The group now has 13 operating locations, 108 sales executives and management, and 159 commercial vehicles. It also said 77 new and replacement trucks are being purchased between January 2025 and the end of 2026, taking the fleet to more than 160 during autumn 2026.
The operational theme is simple enough – add capacity now so the business can support higher sales later. The extension in Newport is due to be operational in July 2026, and management says that additional cutting capacity will increase Likewise Floors capacity by 30%.
There is more. The additional pallet distribution hub in Leeds is already operational, and after the year end, on 20 April 2026, Likewise completed the acquisition of a freehold property in Leeds for £2.85 million, excluding SDLT and associated fees, financed through an additional term loan facility from NatWest.
The board also said it has agreed non-binding heads of terms to buy a new 60,000 square feet high-bay distribution hub in the East Midlands. If that happens, it would add further logistics muscle between Leeds, Birmingham and Sudbury, although completion is not disclosed and the agreement is non-binding.
The immediate trading update is probably the bit that will catch most investors’ eyes. Sales for January to March 2026 increased by 15%, and April is said to be maintaining similar momentum.
That is seriously encouraging. It suggests the momentum seen in FY25 has carried into the new year, and it brings the group closer to its original £200 million sales target.
In fact, management now sounds more ambitious than that. The board says there are opportunities in the UK flooring market to meaningfully exceed £200 million of sales, with a medium-term objective of building a £250 million business.
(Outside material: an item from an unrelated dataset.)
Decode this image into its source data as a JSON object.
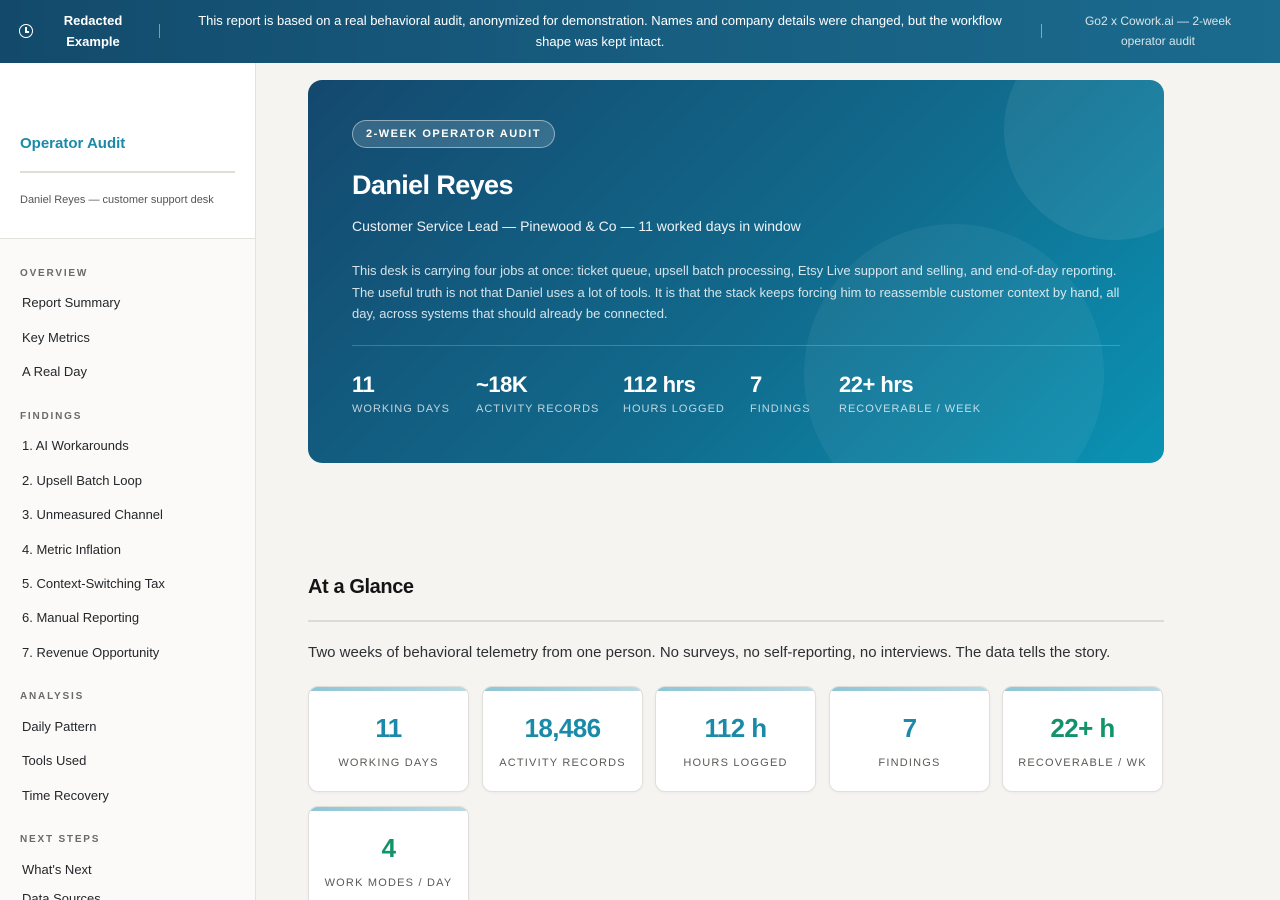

Still, the company did not pretend the road is risk-free. It flagged global uncertainty and pricing pressure on raw materials and finished products, and said it will implement price increases from 1 May. That is sensible, but price rises always carry some execution risk if customers push back.
The proposed final dividend rises 10% to 0.275 pence per share, taking the total dividend for FY25 to 0.4125 pence per share. That is up from 0.3750 pence in FY24.
This is not a big income stock, and nobody should be buying Likewise mainly for the yield. But a higher dividend does reinforce the message that management is confident in cash flow and future trading.
My read is positive. Likewise is showing the sort of progress you want from an expanding distribution business – higher revenue, better margins, stronger underlying profits, improved cash generation and a clear plan to add capacity before it is fully needed.
The most attractive part of the story is that the infrastructure investment now seems to be feeding into improved profitability. That is when growth stories get more interesting, because investors stop asking “can they grow?” and start asking “how profitable can this get?”
The main negatives are not hidden. Reported profit is still fairly modest at £1.1 million before tax, the group uses working capital finance, and management itself admits the global backdrop is difficult to predict. That makes this a promising execution story, not a finished one.
Even so, the start to 2026 looks strong, the balance sheet appears supportive, and capacity additions in Leeds, Newport and Derby give the business room to keep pushing forward. For retail investors, this reads like a company moving from build phase towards better returns on all that investment – and that is usually where the market starts paying closer attention.